After paying lip service to its independent broker-dealer business for years, Wells Fargo Advisors Tuesday afternoon will introduce its latest measure to bolster its independent brokerage: a new, special bonus for current Wells Fargo advisers who are employees and want to move to its independent contractor brokerage, Wells Fargo Advisors Financial Network, or FiNet.
Brokers who switch from the traditional employee wealth management group to FiNet lose their deferred compensation, which is pay set aside to be paid at a later time. The new bonus, internally dubbed an affiliation award, essentially offsets the loss of that compensation and is generally in the ballpark of the amount of the erased deferred compensation, according to senior Wells Fargo Advisors executives.

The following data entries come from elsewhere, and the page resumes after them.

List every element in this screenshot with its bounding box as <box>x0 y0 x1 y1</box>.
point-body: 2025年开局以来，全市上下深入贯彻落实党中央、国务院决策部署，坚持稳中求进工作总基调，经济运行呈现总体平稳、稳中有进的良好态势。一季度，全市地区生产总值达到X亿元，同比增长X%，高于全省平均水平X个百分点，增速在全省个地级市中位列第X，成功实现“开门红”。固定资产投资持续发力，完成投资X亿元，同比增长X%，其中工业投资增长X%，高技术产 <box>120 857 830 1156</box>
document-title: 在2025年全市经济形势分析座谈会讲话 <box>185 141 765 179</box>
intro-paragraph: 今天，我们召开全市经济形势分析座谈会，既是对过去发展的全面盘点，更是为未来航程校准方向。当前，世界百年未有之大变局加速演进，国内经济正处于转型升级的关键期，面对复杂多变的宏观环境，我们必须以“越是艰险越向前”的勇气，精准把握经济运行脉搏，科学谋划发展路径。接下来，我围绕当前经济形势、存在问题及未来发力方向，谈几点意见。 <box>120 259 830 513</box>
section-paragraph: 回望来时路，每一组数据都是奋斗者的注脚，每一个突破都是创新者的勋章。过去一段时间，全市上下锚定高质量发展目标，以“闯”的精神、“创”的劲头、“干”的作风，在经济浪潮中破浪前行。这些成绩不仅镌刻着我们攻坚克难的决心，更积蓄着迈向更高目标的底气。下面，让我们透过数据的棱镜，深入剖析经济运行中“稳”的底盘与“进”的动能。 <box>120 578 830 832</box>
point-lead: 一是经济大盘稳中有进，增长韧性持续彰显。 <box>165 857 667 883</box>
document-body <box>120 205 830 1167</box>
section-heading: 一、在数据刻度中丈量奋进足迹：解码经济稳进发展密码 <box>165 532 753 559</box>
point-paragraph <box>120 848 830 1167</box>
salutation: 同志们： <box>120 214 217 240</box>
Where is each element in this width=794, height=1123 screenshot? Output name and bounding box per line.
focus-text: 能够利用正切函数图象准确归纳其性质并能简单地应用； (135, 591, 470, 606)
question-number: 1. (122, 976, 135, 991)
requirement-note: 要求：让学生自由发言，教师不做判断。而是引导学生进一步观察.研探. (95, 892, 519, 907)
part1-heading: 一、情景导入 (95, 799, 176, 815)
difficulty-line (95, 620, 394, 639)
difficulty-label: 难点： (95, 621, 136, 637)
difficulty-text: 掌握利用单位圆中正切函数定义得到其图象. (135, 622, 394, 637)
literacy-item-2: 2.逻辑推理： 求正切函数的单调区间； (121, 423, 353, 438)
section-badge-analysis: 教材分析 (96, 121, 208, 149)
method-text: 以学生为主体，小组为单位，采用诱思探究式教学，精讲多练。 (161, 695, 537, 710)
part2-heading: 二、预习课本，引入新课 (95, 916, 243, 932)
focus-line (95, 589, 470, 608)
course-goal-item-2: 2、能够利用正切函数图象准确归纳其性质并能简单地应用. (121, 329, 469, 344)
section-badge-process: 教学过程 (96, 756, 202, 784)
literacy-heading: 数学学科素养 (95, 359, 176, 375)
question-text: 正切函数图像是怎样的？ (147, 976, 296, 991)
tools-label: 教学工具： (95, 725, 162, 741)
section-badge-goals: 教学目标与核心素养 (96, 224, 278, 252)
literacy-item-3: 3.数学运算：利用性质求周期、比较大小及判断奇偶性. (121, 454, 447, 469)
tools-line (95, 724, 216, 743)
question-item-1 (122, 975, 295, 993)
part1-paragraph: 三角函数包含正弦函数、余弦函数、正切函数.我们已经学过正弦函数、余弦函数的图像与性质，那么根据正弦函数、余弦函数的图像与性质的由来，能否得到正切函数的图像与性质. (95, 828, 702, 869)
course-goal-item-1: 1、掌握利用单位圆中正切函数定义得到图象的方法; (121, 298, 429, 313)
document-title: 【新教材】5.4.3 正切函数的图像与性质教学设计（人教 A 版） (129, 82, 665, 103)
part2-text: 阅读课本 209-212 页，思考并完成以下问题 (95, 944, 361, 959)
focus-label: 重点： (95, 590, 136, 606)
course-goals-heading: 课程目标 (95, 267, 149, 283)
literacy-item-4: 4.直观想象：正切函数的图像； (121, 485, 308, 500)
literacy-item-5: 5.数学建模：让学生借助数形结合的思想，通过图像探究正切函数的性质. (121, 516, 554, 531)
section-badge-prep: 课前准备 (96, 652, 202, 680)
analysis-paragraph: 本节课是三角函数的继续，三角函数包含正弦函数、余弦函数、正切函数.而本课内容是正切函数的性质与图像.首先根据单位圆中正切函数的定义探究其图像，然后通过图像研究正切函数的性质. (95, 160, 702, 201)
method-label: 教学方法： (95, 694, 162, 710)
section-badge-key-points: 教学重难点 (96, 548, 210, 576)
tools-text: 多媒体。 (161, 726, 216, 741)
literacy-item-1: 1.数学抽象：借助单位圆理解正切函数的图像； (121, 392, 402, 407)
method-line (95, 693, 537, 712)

Wells Fargo Advisors has seen thousands of financial advisers leave the firm to join competitors or retire since 2016, when the parent bank, Wells Fargo & Co., first reported a wave of credit card and bank scandals, harming the bank's reputation and creating difficult conversations with some advisers' clients.
The new bonus is part of a revised strategy to build the independent brokerage business at Wells Fargo Advisors, the only one of four wirehouses that has an independent broker-dealer and registered investment adviser. In the past, Wells Fargo has touted the opportunity for advisers to move to FiNet, but that effort was inadequate and hampered by a conflict in how branch managers were compensated.

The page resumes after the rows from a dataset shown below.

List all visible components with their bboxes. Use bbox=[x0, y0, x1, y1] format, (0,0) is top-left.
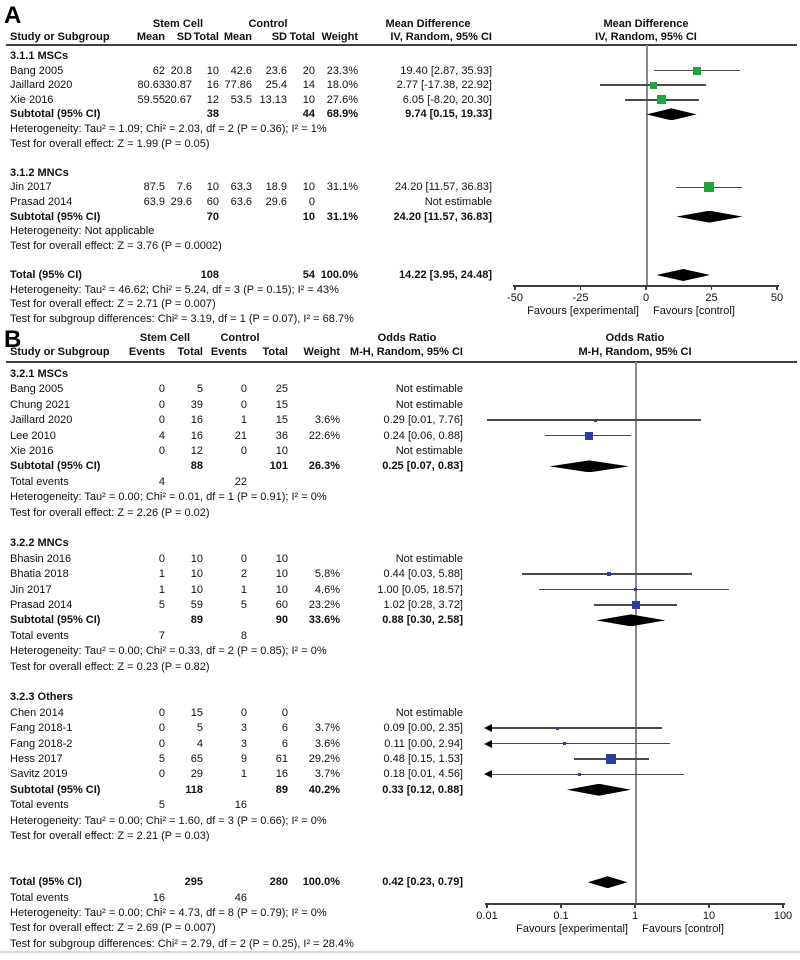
stats-text: Test for subgroup differences: Chi² = 3.19, df = 1 (P = 0.07), I² = 68.7% bbox=[10, 312, 354, 325]
cell-value: 22.6% bbox=[308, 429, 340, 442]
cell-value: 16 bbox=[190, 414, 203, 427]
panel-a-group-header-control: Control bbox=[248, 18, 288, 30]
ci-text: 0.24 [0.06, 0.88] bbox=[383, 429, 463, 442]
total-events-value: 7 bbox=[158, 629, 165, 642]
cell-value: 100.0% bbox=[302, 876, 340, 889]
effect-marker bbox=[704, 182, 714, 192]
subtotal-label: Subtotal (95% CI) bbox=[10, 108, 101, 121]
cell-value: 63.9 bbox=[143, 196, 165, 208]
study-label: Chung 2021 bbox=[10, 398, 70, 411]
cell-value: 20.67 bbox=[164, 93, 192, 106]
favours-left-label: Favours [experimental] bbox=[516, 923, 628, 935]
cell-value: 100.0% bbox=[320, 269, 358, 281]
effect-marker bbox=[594, 419, 597, 422]
panel-a-group-header-stem-cell: Stem Cell bbox=[152, 18, 204, 30]
cell-value: 63.6 bbox=[230, 196, 252, 208]
cell-value: 4 bbox=[196, 737, 203, 750]
total-events-value: 46 bbox=[234, 891, 247, 904]
axis-tick bbox=[782, 903, 784, 908]
cell-value: 0 bbox=[240, 552, 247, 565]
panel-a-header-rule bbox=[6, 44, 797, 46]
axis-tick bbox=[514, 285, 516, 290]
panel-b-plot-method-header: M-H, Random, 95% CI bbox=[578, 346, 692, 358]
subtotal-label: Subtotal (95% CI) bbox=[10, 783, 101, 796]
total-events-label: Total events bbox=[10, 629, 69, 642]
cell-value: 0 bbox=[240, 445, 247, 457]
cell-value: 89 bbox=[190, 614, 203, 627]
cell-value: 3.7% bbox=[314, 768, 340, 781]
study-label: Bhatia 2018 bbox=[10, 568, 69, 581]
cell-value: 10 bbox=[302, 93, 315, 106]
axis-tick bbox=[711, 285, 713, 290]
cell-value: 5 bbox=[240, 599, 247, 611]
panel-b-label: B bbox=[4, 326, 22, 353]
effect-marker bbox=[650, 82, 657, 89]
subtotal-label: Subtotal (95% CI) bbox=[10, 210, 101, 223]
stats-text: Test for overall effect: Z = 3.76 (P = 0.0002) bbox=[10, 239, 222, 252]
stats-text: Heterogeneity: Tau² = 0.00; Chi² = 1.60, df = 3 (P = 0.66); I² = 0% bbox=[10, 814, 327, 827]
col-header-weight-a: Weight bbox=[321, 31, 358, 43]
panel-a-study-col-header: Study or Subgroup bbox=[10, 31, 110, 43]
axis-tick bbox=[634, 903, 636, 908]
ci-text: 0.11 [0.00, 2.94] bbox=[384, 737, 463, 750]
cell-value: 20 bbox=[302, 64, 315, 77]
ci-text: 0.18 [0.01, 4.56] bbox=[383, 768, 463, 781]
cell-value: 12 bbox=[190, 445, 203, 457]
cell-value: 7.6 bbox=[176, 181, 192, 194]
cell-value: 14 bbox=[302, 79, 315, 92]
cell-value: 18.9 bbox=[265, 181, 287, 194]
subgroup-header: 3.1.1 MSCs bbox=[10, 50, 69, 62]
cell-value: 15 bbox=[275, 398, 288, 411]
axis-tick bbox=[560, 903, 562, 908]
total-events-label: Total events bbox=[10, 891, 69, 904]
ci-text: Not estimable bbox=[395, 552, 463, 565]
cell-value: 10 bbox=[190, 583, 203, 596]
stats-text: Heterogeneity: Tau² = 46.62; Chi² = 5.24, df = 3 (P = 0.15); I² = 43% bbox=[10, 283, 339, 296]
subgroup-header: 3.1.2 MNCs bbox=[10, 166, 69, 179]
favours-left-label: Favours [experimental] bbox=[527, 305, 639, 317]
cell-value: 4 bbox=[158, 429, 165, 442]
cell-value: 5 bbox=[158, 599, 165, 611]
ci-text: 0.42 [0.23, 0.79] bbox=[382, 876, 463, 889]
cell-value: 5 bbox=[196, 383, 203, 396]
col-header-total-control-a: Total bbox=[289, 31, 315, 43]
cell-value: 60 bbox=[275, 599, 288, 611]
ci-text: Not estimable bbox=[395, 706, 463, 719]
total-label: Total (95% CI) bbox=[10, 269, 82, 281]
cell-value: 0 bbox=[240, 706, 247, 719]
study-label: Xie 2016 bbox=[10, 93, 54, 106]
study-label: Fang 2018-2 bbox=[10, 737, 73, 750]
axis-tick-label: 1 bbox=[631, 910, 639, 922]
study-label: Chen 2014 bbox=[10, 706, 64, 719]
cell-value: 0 bbox=[158, 445, 165, 457]
axis-tick-label: 0 bbox=[642, 292, 650, 304]
cell-value: 77.86 bbox=[224, 79, 252, 92]
col-header-mean-control-a: Mean bbox=[223, 31, 252, 43]
cell-value: 3 bbox=[240, 722, 247, 735]
subgroup-header: 3.2.3 Others bbox=[10, 691, 73, 704]
cell-value: 40.2% bbox=[308, 783, 340, 796]
subtotal-label: Subtotal (95% CI) bbox=[10, 460, 101, 473]
ci-text: Not estimable bbox=[395, 383, 463, 396]
ci-arrow-left bbox=[484, 740, 492, 748]
stats-text: Test for subgroup differences: Chi² = 2.79, df = 2 (P = 0.25), I² = 28.4% bbox=[10, 937, 354, 950]
cell-value: 29 bbox=[190, 768, 203, 781]
panel-b-group-header-control: Control bbox=[220, 332, 260, 344]
panel-b-method-header: M-H, Random, 95% CI bbox=[349, 346, 463, 358]
ci-text: 1.00 [0.05, 18.57] bbox=[377, 583, 463, 596]
cell-value: 87.5 bbox=[143, 181, 165, 194]
stats-text: Heterogeneity: Not applicable bbox=[10, 225, 155, 238]
cell-value: 0 bbox=[240, 383, 247, 396]
cell-value: 0 bbox=[240, 398, 247, 411]
study-label: Fang 2018-1 bbox=[10, 722, 73, 735]
effect-marker bbox=[634, 588, 637, 591]
ci-text: 1.02 [0.28, 3.72] bbox=[383, 599, 463, 611]
cell-value: 5.8% bbox=[314, 568, 340, 581]
stats-text: Test for overall effect: Z = 2.69 (P = 0.007) bbox=[10, 922, 216, 935]
cell-value: 70 bbox=[206, 210, 219, 223]
cell-value: 42.6 bbox=[230, 64, 252, 77]
cell-value: 16 bbox=[206, 79, 219, 92]
ci-arrow-left bbox=[484, 770, 492, 778]
cell-value: 31.1% bbox=[326, 181, 358, 194]
panel-a-effect-header: Mean Difference bbox=[385, 18, 471, 30]
cell-value: 0 bbox=[158, 414, 165, 427]
cell-value: 15 bbox=[190, 706, 203, 719]
cell-value: 118 bbox=[185, 783, 203, 796]
cell-value: 21 bbox=[234, 429, 247, 442]
cell-value: 68.9% bbox=[326, 108, 358, 121]
total-events-value: 4 bbox=[158, 475, 165, 488]
cell-value: 59.55 bbox=[137, 93, 165, 106]
cell-value: 2 bbox=[240, 568, 247, 581]
cell-value: 27.6% bbox=[326, 93, 358, 106]
pooled-diamond bbox=[596, 614, 665, 626]
cell-value: 33.6% bbox=[308, 614, 340, 627]
study-label: Jaillard 2020 bbox=[10, 414, 73, 427]
cell-value: 0 bbox=[158, 706, 165, 719]
col-header-total-stem-b: Total bbox=[177, 346, 203, 358]
stats-text: Heterogeneity: Tau² = 0.00; Chi² = 0.33, df = 2 (P = 0.85); I² = 0% bbox=[10, 645, 327, 658]
cell-value: 25 bbox=[275, 383, 288, 396]
axis-tick bbox=[486, 903, 488, 908]
effect-marker bbox=[607, 572, 611, 576]
stats-text: Test for overall effect: Z = 0.23 (P = 0.82) bbox=[10, 660, 210, 673]
effect-marker bbox=[632, 601, 640, 609]
cell-value: 1 bbox=[240, 768, 247, 781]
favours-right-label: Favours [control] bbox=[642, 923, 724, 935]
ci-text: 2.77 [-17.38, 22.92] bbox=[396, 79, 492, 92]
cell-value: 6 bbox=[281, 737, 288, 750]
cell-value: 1 bbox=[158, 583, 165, 596]
axis-tick-label: 0.1 bbox=[553, 910, 569, 922]
pooled-diamond bbox=[676, 211, 742, 223]
cell-value: 29.6 bbox=[170, 196, 192, 208]
axis-tick bbox=[645, 285, 647, 290]
cell-value: 4.6% bbox=[314, 583, 340, 596]
total-events-value: 16 bbox=[234, 799, 247, 812]
cell-value: 16 bbox=[190, 429, 203, 442]
figure-bottom-border bbox=[0, 951, 800, 953]
effect-marker bbox=[606, 754, 616, 764]
cell-value: 0 bbox=[308, 196, 315, 208]
axis-tick bbox=[708, 903, 710, 908]
cell-value: 10 bbox=[275, 583, 288, 596]
total-events-label: Total events bbox=[10, 475, 69, 488]
total-events-value: 16 bbox=[152, 891, 165, 904]
axis-tick-label: 0.01 bbox=[476, 910, 498, 922]
cell-value: 15 bbox=[275, 414, 288, 427]
cell-value: 1 bbox=[240, 414, 247, 427]
stats-text: Heterogeneity: Tau² = 0.00; Chi² = 4.73, df = 8 (P = 0.79); I² = 0% bbox=[10, 907, 327, 919]
panel-a-method-header: IV, Random, 95% CI bbox=[390, 31, 492, 43]
cell-value: 0 bbox=[281, 706, 288, 719]
ci-line bbox=[487, 774, 684, 776]
panel-a-plot-method-header: IV, Random, 95% CI bbox=[595, 31, 697, 43]
panel-b-header-rule bbox=[6, 361, 797, 363]
cell-value: 10 bbox=[302, 210, 315, 223]
effect-marker bbox=[693, 67, 701, 75]
col-header-sd-stem-a: SD bbox=[176, 31, 192, 43]
cell-value: 0 bbox=[158, 722, 165, 735]
axis-tick-label: 50 bbox=[770, 292, 784, 304]
total-label: Total (95% CI) bbox=[10, 876, 82, 889]
cell-value: 1 bbox=[158, 568, 165, 581]
cell-value: 10 bbox=[275, 568, 288, 581]
cell-value: 36 bbox=[275, 429, 288, 442]
cell-value: 3.7% bbox=[314, 722, 340, 735]
axis-tick bbox=[776, 285, 778, 290]
cell-value: 44 bbox=[302, 108, 315, 121]
cell-value: 101 bbox=[269, 460, 288, 473]
ci-arrow-left bbox=[484, 724, 492, 732]
ci-text: 0.44 [0.03, 5.88] bbox=[383, 568, 463, 581]
study-label: Jin 2017 bbox=[10, 583, 52, 596]
col-header-events-stem-b: Events bbox=[128, 346, 165, 358]
effect-marker bbox=[556, 727, 559, 730]
stats-text: Heterogeneity: Tau² = 0.00; Chi² = 0.01, df = 1 (P = 0.91); I² = 0% bbox=[10, 491, 327, 504]
ci-text: 6.05 [-8.20, 20.30] bbox=[402, 93, 492, 106]
ci-text: 9.74 [0.15, 19.33] bbox=[405, 108, 492, 121]
favours-right-label: Favours [control] bbox=[653, 305, 735, 317]
cell-value: 10 bbox=[190, 568, 203, 581]
cell-value: 59 bbox=[190, 599, 203, 611]
study-label: Bhasin 2016 bbox=[10, 552, 72, 565]
cell-value: 10 bbox=[190, 552, 203, 565]
null-effect-line bbox=[646, 45, 648, 285]
cell-value: 6 bbox=[281, 722, 288, 735]
cell-value: 54 bbox=[302, 269, 315, 281]
cell-value: 5 bbox=[196, 722, 203, 735]
cell-value: 29.2% bbox=[308, 753, 340, 765]
cell-value: 10 bbox=[302, 181, 315, 194]
cell-value: 88 bbox=[190, 460, 203, 473]
cell-value: 20.8 bbox=[170, 64, 192, 77]
axis-tick-label: 25 bbox=[705, 292, 718, 304]
cell-value: 31.1% bbox=[326, 210, 358, 223]
col-header-mean-stem-a: Mean bbox=[136, 31, 165, 43]
cell-value: 23.6 bbox=[265, 64, 287, 77]
panel-b-plot-effect-header: Odds Ratio bbox=[605, 332, 665, 344]
ci-text: 24.20 [11.57, 36.83] bbox=[394, 181, 492, 194]
study-label: Prasad 2014 bbox=[10, 599, 73, 611]
cell-value: 10 bbox=[206, 64, 219, 77]
cell-value: 0 bbox=[158, 737, 165, 750]
axis-tick-label: -50 bbox=[507, 292, 523, 304]
cell-value: 90 bbox=[275, 614, 288, 627]
cell-value: 0 bbox=[158, 398, 165, 411]
cell-value: 80.63 bbox=[137, 79, 165, 92]
axis-tick-label: 10 bbox=[702, 910, 716, 922]
cell-value: 280 bbox=[269, 876, 288, 889]
study-label: Jin 2017 bbox=[10, 181, 52, 194]
col-header-weight-b: Weight bbox=[303, 346, 340, 358]
cell-value: 60 bbox=[206, 196, 219, 208]
ci-line bbox=[487, 743, 670, 745]
pooled-diamond bbox=[646, 108, 696, 120]
stats-text: Test for overall effect: Z = 1.99 (P = 0.05) bbox=[10, 137, 210, 150]
cell-value: 10 bbox=[275, 445, 288, 457]
col-header-total-control-b: Total bbox=[262, 346, 288, 358]
cell-value: 3.6% bbox=[314, 737, 340, 750]
cell-value: 53.5 bbox=[230, 93, 252, 106]
cell-value: 30.87 bbox=[164, 79, 192, 92]
effect-marker bbox=[563, 742, 566, 745]
ci-text: 0.48 [0.15, 1.53] bbox=[383, 753, 463, 765]
stats-text: Test for overall effect: Z = 2.26 (P = 0.02) bbox=[10, 506, 210, 519]
pooled-diamond bbox=[550, 460, 629, 472]
cell-value: 0 bbox=[158, 383, 165, 396]
cell-value: 39 bbox=[190, 398, 203, 411]
pooled-diamond bbox=[656, 269, 710, 281]
study-label: Bang 2005 bbox=[10, 64, 64, 77]
cell-value: 23.3% bbox=[326, 64, 358, 77]
cell-value: 13.13 bbox=[259, 93, 287, 106]
stats-text: Heterogeneity: Tau² = 1.09; Chi² = 2.03, df = 2 (P = 0.36); I² = 1% bbox=[10, 123, 327, 135]
ci-text: Not estimable bbox=[424, 196, 492, 208]
cell-value: 16 bbox=[275, 768, 288, 781]
subgroup-header: 3.2.2 MNCs bbox=[10, 537, 69, 550]
pooled-diamond bbox=[567, 784, 631, 796]
ci-text: 24.20 [11.57, 36.83] bbox=[393, 210, 492, 223]
cell-value: 3 bbox=[240, 737, 247, 750]
cell-value: 25.4 bbox=[265, 79, 287, 92]
cell-value: 61 bbox=[275, 753, 288, 765]
cell-value: 10 bbox=[206, 181, 219, 194]
cell-value: 295 bbox=[184, 876, 203, 889]
panel-b-group-header-stem-cell: Stem Cell bbox=[139, 332, 191, 344]
study-label: Savitz 2019 bbox=[10, 768, 68, 781]
ci-text: 19.40 [2.87, 35.93] bbox=[400, 64, 492, 77]
panel-b-study-col-header: Study or Subgroup bbox=[10, 346, 110, 358]
col-header-events-control-b: Events bbox=[210, 346, 247, 358]
ci-text: 14.22 [3.95, 24.48] bbox=[399, 269, 492, 281]
cell-value: 3.6% bbox=[314, 414, 340, 427]
study-label: Prasad 2014 bbox=[10, 196, 73, 208]
ci-text: Not estimable bbox=[395, 445, 463, 457]
cell-value: 89 bbox=[275, 783, 288, 796]
total-events-value: 22 bbox=[234, 475, 247, 488]
cell-value: 0 bbox=[158, 768, 165, 781]
cell-value: 10 bbox=[275, 552, 288, 565]
panel-b-effect-header: Odds Ratio bbox=[377, 332, 437, 344]
total-events-value: 5 bbox=[158, 799, 165, 812]
axis-tick-label: -25 bbox=[572, 292, 589, 304]
col-header-sd-control-a: SD bbox=[271, 31, 287, 43]
effect-marker bbox=[657, 95, 666, 104]
cell-value: 5 bbox=[158, 753, 165, 765]
cell-value: 38 bbox=[206, 108, 219, 121]
study-label: Jaillard 2020 bbox=[10, 79, 73, 92]
subtotal-label: Subtotal (95% CI) bbox=[10, 614, 101, 627]
pooled-diamond bbox=[588, 876, 628, 888]
effect-marker bbox=[578, 773, 581, 776]
ci-text: 0.88 [0.30, 2.58] bbox=[382, 614, 463, 627]
ci-text: 0.29 [0.01, 7.76] bbox=[383, 414, 463, 427]
cell-value: 65 bbox=[190, 753, 203, 765]
axis-tick-label: 100 bbox=[773, 910, 793, 922]
ci-text: Not estimable bbox=[395, 398, 463, 411]
cell-value: 108 bbox=[200, 269, 219, 281]
col-header-total-stem-a: Total bbox=[193, 31, 219, 43]
cell-value: 1 bbox=[240, 583, 247, 596]
stats-text: Test for overall effect: Z = 2.71 (P = 0.007) bbox=[10, 298, 216, 311]
total-events-label: Total events bbox=[10, 799, 69, 812]
cell-value: 29.6 bbox=[265, 196, 287, 208]
total-events-value: 8 bbox=[240, 629, 247, 642]
cell-value: 23.2% bbox=[308, 599, 340, 611]
ci-text: 0.33 [0.12, 0.88] bbox=[382, 783, 463, 796]
null-effect-line bbox=[635, 362, 637, 903]
study-label: Xie 2016 bbox=[10, 445, 54, 457]
cell-value: 62 bbox=[152, 64, 165, 77]
cell-value: 12 bbox=[206, 93, 219, 106]
cell-value: 0 bbox=[158, 552, 165, 565]
cell-value: 18.0% bbox=[326, 79, 358, 92]
ci-text: 0.09 [0.00, 2.35] bbox=[383, 722, 463, 735]
ci-line bbox=[487, 727, 662, 729]
effect-marker bbox=[585, 432, 593, 440]
study-label: Bang 2005 bbox=[10, 383, 64, 396]
cell-value: 9 bbox=[240, 753, 247, 765]
cell-value: 26.3% bbox=[308, 460, 340, 473]
cell-value: 63.3 bbox=[230, 181, 252, 194]
stats-text: Test for overall effect: Z = 2.21 (P = 0.03) bbox=[10, 830, 210, 842]
ci-text: 0.25 [0.07, 0.83] bbox=[382, 460, 463, 473]
study-label: Lee 2010 bbox=[10, 429, 56, 442]
panel-a-label: A bbox=[4, 2, 22, 29]
panel-a-plot-effect-header: Mean Difference bbox=[603, 18, 689, 30]
subgroup-header: 3.2.1 MSCs bbox=[10, 368, 69, 380]
study-label: Hess 2017 bbox=[10, 753, 63, 765]
axis-tick bbox=[580, 285, 582, 290]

In another indication of change at Wells Fargo Advisors, Jim Hays, who had been head of Wells Fargo Advisors since July 2019, said last month that he was retiring. Hays is being replaced by Sol Gindi, who will also head the Wealth & Investment Management client relationship group. Gindi will report to Barry Sommers, head of Wealth & Investment Management.
"If you look back to 14 months ago, a decision was made that to make growing the independent side one of the top strategic priorities for Wells Fargo wealth management," said John Tyers, a wealth management veteran executive Wells Fargo hired last summer to oversee FiNet, First Clearing and the wirehouse's RIA business.
"FiNet has been more in maintenance mode," Tyers said in an interview. "It wasn’t a growth priority. But the movement to independence, from wirehouse to independent broker-dealer or RIA, or independent to independent, just continues to go."
"We're trying to retain advisers on FiNet and the overall platform," he said.
"If one of our wealth management advisers wants to go independent, we’re the choice," Tyers said, adding that the bonus is tiered, based on annual production at the adviser's point of departure and paid monthly over five years. He declined to give more details.
"It’s the right thing to do for advisers, and it will make it more challenging for recruiters like myself to recruit out of the Wells Fargo private client group if we have to compete with FiNet," said Casey Knight, executive vice president of ESP Financial Search. "Wells Fargo has been such a good pond for recruiters to fish from. No one wants that to go away."
Financial advisers see a higher payout — and can potentially make more money — when they work as independent contractors, as they do at FiNet, compared to when they are employees, as the vast majority of advisers are at Wells Fargo. Independent contractor brokers or investment adviser reps typically capture 80 cents of each dollar of revenue they generate in fees and commissions; employee financial advisers can see on average 35 cents to 45 cents.
The downside for financial advisers who become independent contractors is that they have to pay for overhead and expenses, like office space and staffing. But vast improvements over the past 20 years in the technology and services offered by large independent broker-dealers have offset some of those difficulties.
In the past, branch managers of Wells Fargo Advisors traditional wealth management were compensated for the advisers under their purview; they may have been reluctant to help an adviser become an independent contractor because that meant lost revenue.
Wells Fargo Advisors changed that compensation model for branch managers last year and now wants them to focus on finding advisers internally and externally for FiNet, Tyers said.
"There were conflicts of interest in the way we incentivized branch managers and market leaders," he said. "Their compensation plan changed at the end of last year."